世界遺産

世界遺産検定1級持っています。1級の勉強のために作ったノートを順次公開していきます。検定の範囲だけでなく世界遺産の周辺知識も併せて載せていきます。

世界遺産 白神山地

世界遺産 白神山地
登録年 1993年

〇キーワード
ブナ
極相林
ニホンカモシカ
アオモリマンテマ
イヌワシ
クマゲラ
最終氷期

 
〇概要
ブナ林の成長が分かる点が評価された。厳しい環境のため人がほとんど入り込むことがなかったため、天然林がほぼそのままの形で現在も残っている。
秋田県青森県にまたがる白神山地には約170k㎡のブナ原生林が広がっており、その純度の高さや、すぐれた原生状態、多様な動植物相から、氷河期以降の新しいブナ林として東アジアにおける代表的なものとなっている。天然記念物のクマゲライヌワシ特別天然記念物ニホンカモシカなど多くの野生動物が生息している。白神山地には多様な動植物が生息しているため、動植物のサンクチュアリとよばれる。
 
〇地形
先ほども記述した通り、白神山地の環境は厳しい。
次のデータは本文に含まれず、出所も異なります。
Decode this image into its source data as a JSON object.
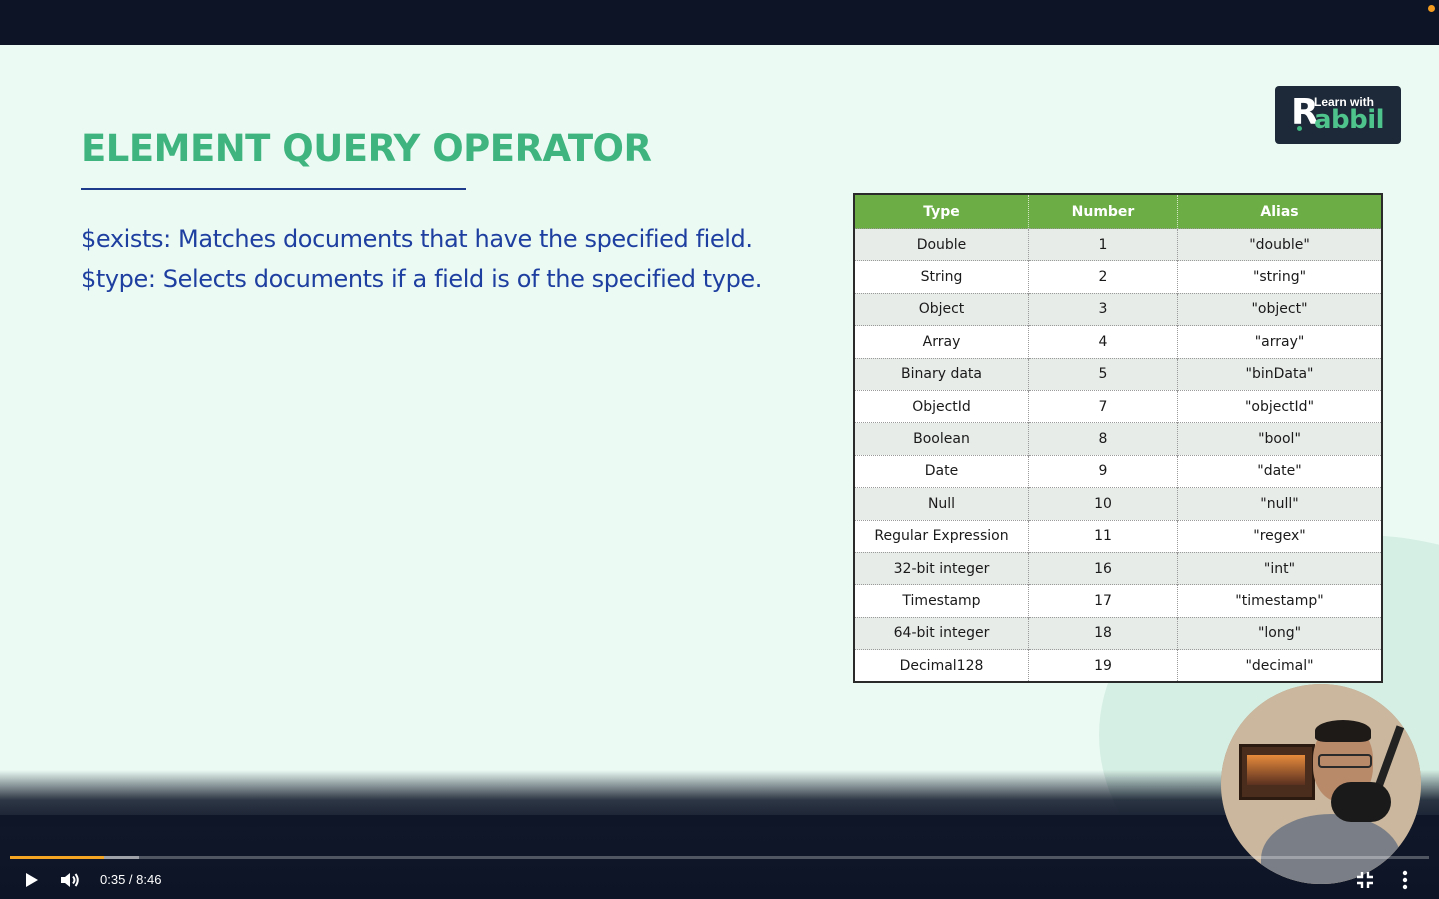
{
  "slide": {
    "title": "ELEMENT QUERY OPERATOR",
    "lines": [
      "$exists: Matches documents that have the specified field.",
      "$type: Selects documents if a field is of the specified type."
    ],
    "logo": {
      "mark": "R",
      "top": "Learn with",
      "main": "abbil"
    }
  },
  "table": {
    "headers": [
      "Type",
      "Number",
      "Alias"
    ],
    "rows": [
      [
        "Double",
        "1",
        "\"double\""
      ],
      [
        "String",
        "2",
        "\"string\""
      ],
      [
        "Object",
        "3",
        "\"object\""
      ],
      [
        "Array",
        "4",
        "\"array\""
      ],
      [
        "Binary data",
        "5",
        "\"binData\""
      ],
      [
        "ObjectId",
        "7",
        "\"objectId\""
      ],
      [
        "Boolean",
        "8",
        "\"bool\""
      ],
      [
        "Date",
        "9",
        "\"date\""
      ],
      [
        "Null",
        "10",
        "\"null\""
      ],
      [
        "Regular Expression",
        "11",
        "\"regex\""
      ],
      [
        "32-bit integer",
        "16",
        "\"int\""
      ],
      [
        "Timestamp",
        "17",
        "\"timestamp\""
      ],
      [
        "64-bit integer",
        "18",
        "\"long\""
      ],
      [
        "Decimal128",
        "19",
        "\"decimal\""
      ]
    ]
  },
  "player": {
    "time": "0:35 / 8:46",
    "played_fraction": 0.066,
    "buffered_fraction": 0.091,
    "icons": {
      "play": "play-icon",
      "volume": "volume-icon",
      "fullscreen": "exit-fullscreen-icon",
      "more": "more-vertical-icon"
    },
    "accent": "#f5a623"
  },
  "colors": {
    "title": "#3fb47e",
    "body_text": "#1f3fa0",
    "table_header": "#6cad45",
    "slide_bg": "#ebfbf4"
  }
}
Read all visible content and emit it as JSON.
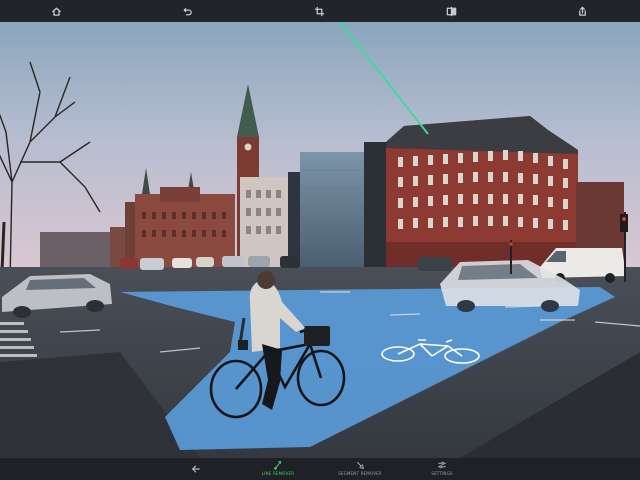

深い谷が複雑にいる組んでおり、急な傾斜が多い。それは土地の隆起のスピードが速いことによる。また、白神山地周辺は豪雪地帯でもあるため地滑りも頻繁に起こる。

〇動植物相
 固有種のアオモリマンテマを含め、希少な植物が多く生息している。オガタキイチゴツナギは、現在も進化中であり、進化のプロセスを知る上で貴重な種である。
 特別天然記念物ニホンカモシカをはじめ、天然記念物のクマゲラや同じく天然記念物のイヌワシ、など多くの野生動物が生息している。
  
〇ブナ原生林

ブナ林自体は珍しいものではないが、白神山地ほど多様性が残っているのは稀である。最終氷期のときにも、氷河に覆われることがなかったため、ブナ林の発達に影響は少なかった。また、他のブナ林では放牧や新炭材の採集が行われていたため、白神山地に比べ植生は乏しい。
 
〇筆者の一言
 天然記念物を含む多くの、動植物が生息するこの遺産は日本の宝である。厳しい環境で人間が手を付けられなかったため、図らずもアメリカの環境保護の考えであるウィルダネスに通じるものが感じられる。これからも我々は、この遺産には、研究など必要最低限な場合を除き、いい意味で放っておけばいいのではないだろうか?